En ce qui concerne l’offre de la société B.T.C, elle commercialise des bois frais parmi lesquels on y retrouve les essences suivantes :

  • le Sipo, est un bois parfait avec une texture très homogène, il est assez tendre et léger car il contient de bonnes résistances mécaniques. Il est très prisé dans la fabrication des meubles, car il se vernit, se peint et se colle facilement ; les clous et les vis s’enfoncent et tiennent bien.
  • l’Iroko, est un bois de couleur brun et foncé de façon très marquée lorsqu’il a été exposé à la lumière, il prend alors l’aspect d’un vieux chêne avec des nuances dorées. L’iroko est un bois léger qui lorsqu’il n’a pas été préalablement bien traité peut être à la longue rongé par les charançons. Ceci peut être dû au fait d’un défaut de maladie inhérent à l’arbre frais et n’ayant pas été préalablement traité. Cette essence est considérée comme un bois dur car elle résiste à l’humidité et à l’eau.
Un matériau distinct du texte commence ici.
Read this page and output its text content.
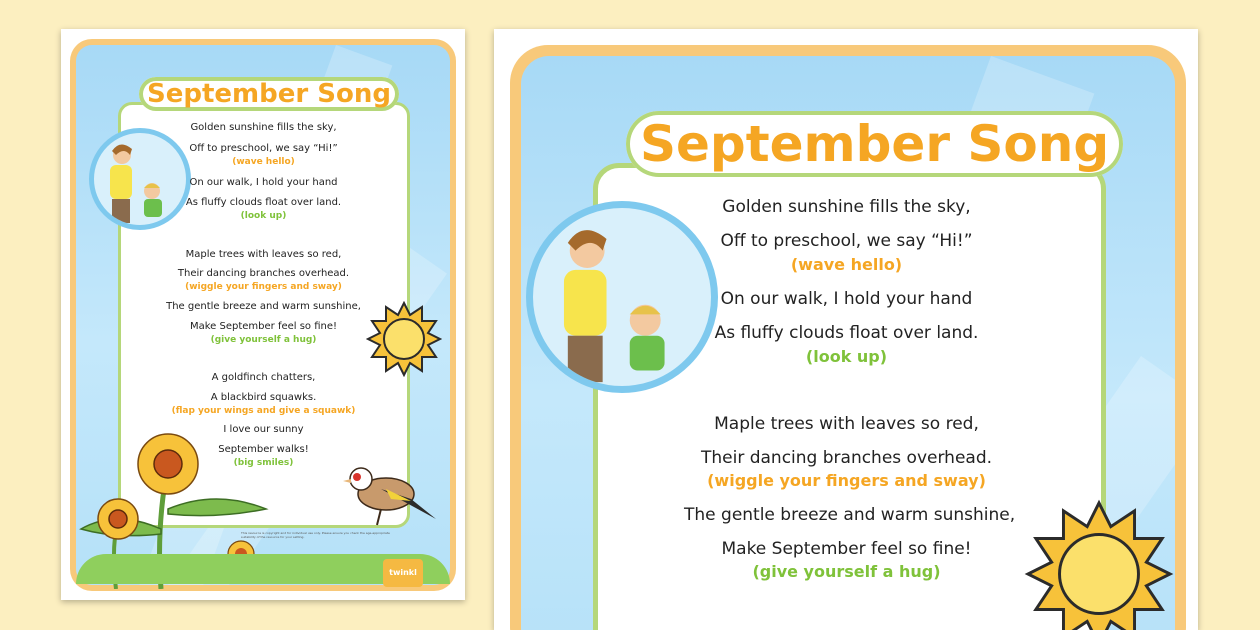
September Song
Golden sunshine fills the sky,
Off to preschool, we say “Hi!”
(wave hello)
On our walk, I hold your hand
As fluffy clouds float over land.
(look up)
Maple trees with leaves so red,
Their dancing branches overhead.
(wiggle your fingers and sway)
The gentle breeze and warm sunshine,
Make September feel so fine!
(give yourself a hug)
A goldfinch chatters,
A blackbird squawks.
(flap your wings and give a squawk)
I love our sunny
September walks!
(big smiles)
This resource is copyright and for individual use only. Please ensure you check the age-appropriate suitability of the resource for your setting.
twinkl
September Song
Golden sunshine fills the sky,
Off to preschool, we say “Hi!”
(wave hello)
On our walk, I hold your hand
As fluffy clouds float over land.
(look up)
Maple trees with leaves so red,
Their dancing branches overhead.
(wiggle your fingers and sway)
The gentle breeze and warm sunshine,
Make September feel so fine!
(give yourself a hug)
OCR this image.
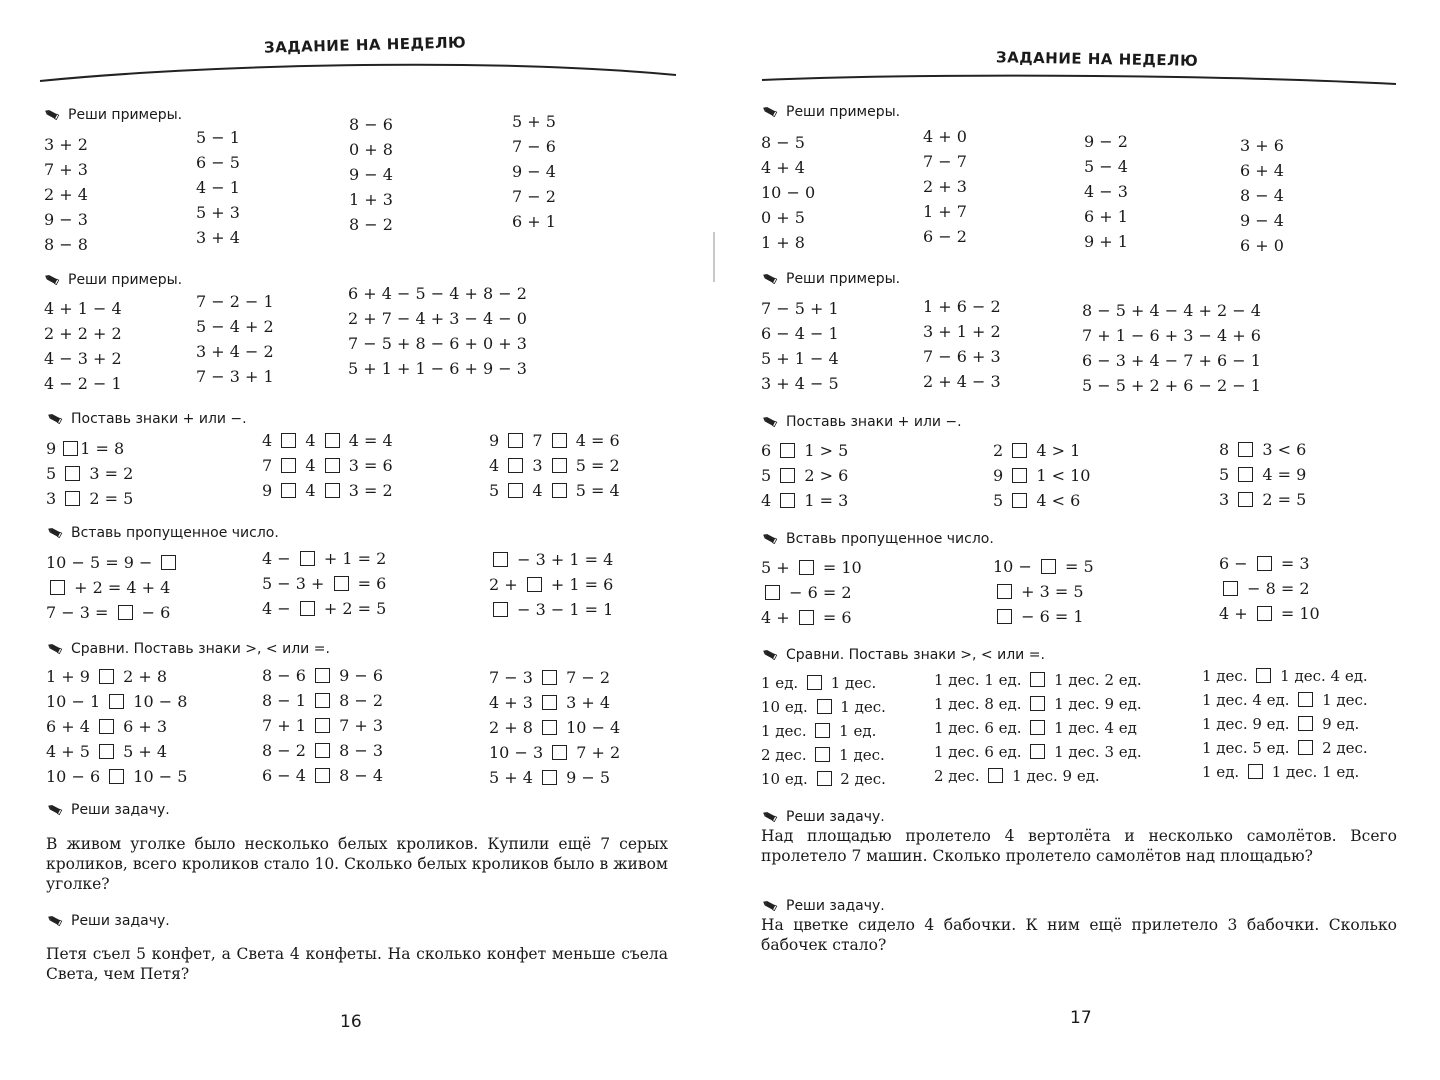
ЗАДАНИЕ НА НЕДЕЛЮ
Реши примеры.
3 + 2
7 + 3
2 + 4
9 − 3
8 − 8
5 − 1
6 − 5
4 − 1
5 + 3
3 + 4
8 − 6
0 + 8
9 − 4
1 + 3
8 − 2
5 + 5
7 − 6
9 − 4
7 − 2
6 + 1
Реши примеры.
4 + 1 − 4
2 + 2 + 2
4 − 3 + 2
4 − 2 − 1
7 − 2 − 1
5 − 4 + 2
3 + 4 − 2
7 − 3 + 1
6 + 4 − 5 − 4 + 8 − 2
2 + 7 − 4 + 3 − 4 − 0
7 − 5 + 8 − 6 + 0 + 3
5 + 1 + 1 − 6 + 9 − 3
Поставь знаки + или −.
9 1 = 8
5  3 = 2
3  2 = 5
4  4  4 = 4
7  4  3 = 6
9  4  3 = 2
9  7  4 = 6
4  3  5 = 2
5  4  5 = 4
Вставь пропущенное число.
10 − 5 = 9 −
+ 2 = 4 + 4
7 − 3 =  − 6
4 −  + 1 = 2
5 − 3 +  = 6
4 −  + 2 = 5
− 3 + 1 = 4
2 +  + 1 = 6
− 3 − 1 = 1
Сравни. Поставь знаки >, < или =.
1 + 9  2 + 8
10 − 1  10 − 8
6 + 4  6 + 3
4 + 5  5 + 4
10 − 6  10 − 5
8 − 6  9 − 6
8 − 1  8 − 2
7 + 1  7 + 3
8 − 2  8 − 3
6 − 4  8 − 4
7 − 3  7 − 2
4 + 3  3 + 4
2 + 8  10 − 4
10 − 3  7 + 2
5 + 4  9 − 5
Реши задачу.
В живом уголке было несколько белых кроликов. Купили ещё 7 серых кроликов, всего кроликов стало 10. Сколько белых кроликов было в живом уголке?
Реши задачу.
Петя съел 5 конфет, а Света 4 конфеты. На сколько конфет меньше съела Света, чем Петя?
16
ЗАДАНИЕ НА НЕДЕЛЮ
Реши примеры.
8 − 5
4 + 4
10 − 0
0 + 5
1 + 8
4 + 0
7 − 7
2 + 3
1 + 7
6 − 2
9 − 2
5 − 4
4 − 3
6 + 1
9 + 1
3 + 6
6 + 4
8 − 4
9 − 4
6 + 0
Реши примеры.
7 − 5 + 1
6 − 4 − 1
5 + 1 − 4
3 + 4 − 5
1 + 6 − 2
3 + 1 + 2
7 − 6 + 3
2 + 4 − 3
8 − 5 + 4 − 4 + 2 − 4
7 + 1 − 6 + 3 − 4 + 6
6 − 3 + 4 − 7 + 6 − 1
5 − 5 + 2 + 6 − 2 − 1
Поставь знаки + или −.
6  1 > 5
5  2 > 6
4  1 = 3
2  4 > 1
9  1 < 10
5  4 < 6
8  3 < 6
5  4 = 9
3  2 = 5
Вставь пропущенное число.
5 +  = 10
− 6 = 2
4 +  = 6
10 −  = 5
+ 3 = 5
− 6 = 1
6 −  = 3
− 8 = 2
4 +  = 10
Сравни. Поставь знаки >, < или =.
1 ед.  1 дес.
10 ед.  1 дес.
1 дес.  1 ед.
2 дес.  1 дес.
10 ед.  2 дес.
1 дес. 1 ед.  1 дес. 2 ед.
1 дес. 8 ед.  1 дес. 9 ед.
1 дес. 6 ед.  1 дес. 4 ед
1 дес. 6 ед.  1 дес. 3 ед.
2 дес.  1 дес. 9 ед.
1 дес.  1 дес. 4 ед.
1 дес. 4 ед.  1 дес.
1 дес. 9 ед.  9 ед.
1 дес. 5 ед.  2 дес.
1 ед.  1 дес. 1 ед.
Реши задачу.
Над площадью пролетело 4 вертолёта и несколько самолётов. Всего пролетело 7 машин. Сколько пролетело самолётов над площадью?
Реши задачу.
На цветке сидело 4 бабочки. К ним ещё прилетело 3 бабочки. Сколько бабочек стало?
17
Elle est généralement utilisée pour le parquet en bois massif, le parquet à coller et est compatible avec le sol chauffant.
  • le Sapelli,  bois brun rosé, fonçant à l’air et tournant au brun rouge cuivré avec des reflets dorés. Il est très résistant, durable et se rétracte facilement. Le Sapelli est très utilisé pour certains travaux de menuiserie.
  • le Moabi,  est un bois blanc, beau et très prisé de par ses caractéristiques essentielles telles que la longévité des matériaux ou meubles fabriqués à partir de cette essence. En effet, c’est un bois qui ne pourri pas rapidement en comparaison avec les autres, il est très résistant.
  • le Doussié, la maillure de cette essence est brun orangé qui exposé à la lumière vire brun cuivré. Il a pour principale caractéristique d’être assez solide et très prisé qui ne pourri pas facilement, mais il ne résiste pas à l’humidité et à l’eau. Très utilisé pour les constructions navales et les meubles.
  • le Pachyloba, est un bois brun clair de couleur rougeâtre avec des frises droites. Il est de durabilité naturelle très bonne, mais de mauvaise imprégnabilité. Il est idéal pour les constructions nautiques.
  • le Padouk, est un bois de couleur rouge, c’est une essence qui est très durable et résiste bien aux intempéries comme la pluie. Il est généralement très utilisé pour la fabrication des contours des piscines.
  • Le Zingana, quant à lui est un bois jaune veiné de brun proposant un aspect décoratif en ébénisterie.
  • Le Bubinga, est une essence tropicale de couleur crème, beau et frisé. Il est très prisé de par son aspect esthétique, son design qui est très attrayant. Généralement utilisé dans la fabrication des meubles, il  va de dur à très dur.
  • L’Azobé, est un bois rouge foncé à brun violacé, il est très dur et imputrescible. Il est régulièrement utilisé pour la construction des charpentes classiques.

Les prix pratiqués par la société B.T.C sur le marché international varient en fonction des clients, des différentes essences, des quantités achetées et mêmes des conditions de vente prévues dans le contrat car les essences ne se valent pas, certaines sont plus couteuse que d’autres, une vente CIF est différente d’une vente FOB, ou encore d’une vente plage. Il faudrait aussi préciser que ses  prix sont fonction des dimensions standards du marché, des frises et des poutres. Les bois débités se vendent au mètre cube (m3). Néanmoins, la fourchette de prix pratiqué par cette dernière ou encore prix standard sont de 450 euro/m3  pour le Sapelli ; 500 euro/m3 pour l’Iroko ; 550 euro/m3 pour le Pachy ; 600 euro/m3 pour le Moabi ; 650 euro/m3 pour le Padouk ; 700 euro/m3 pour le Zingana et 900 euro/m3 pour le Doussié.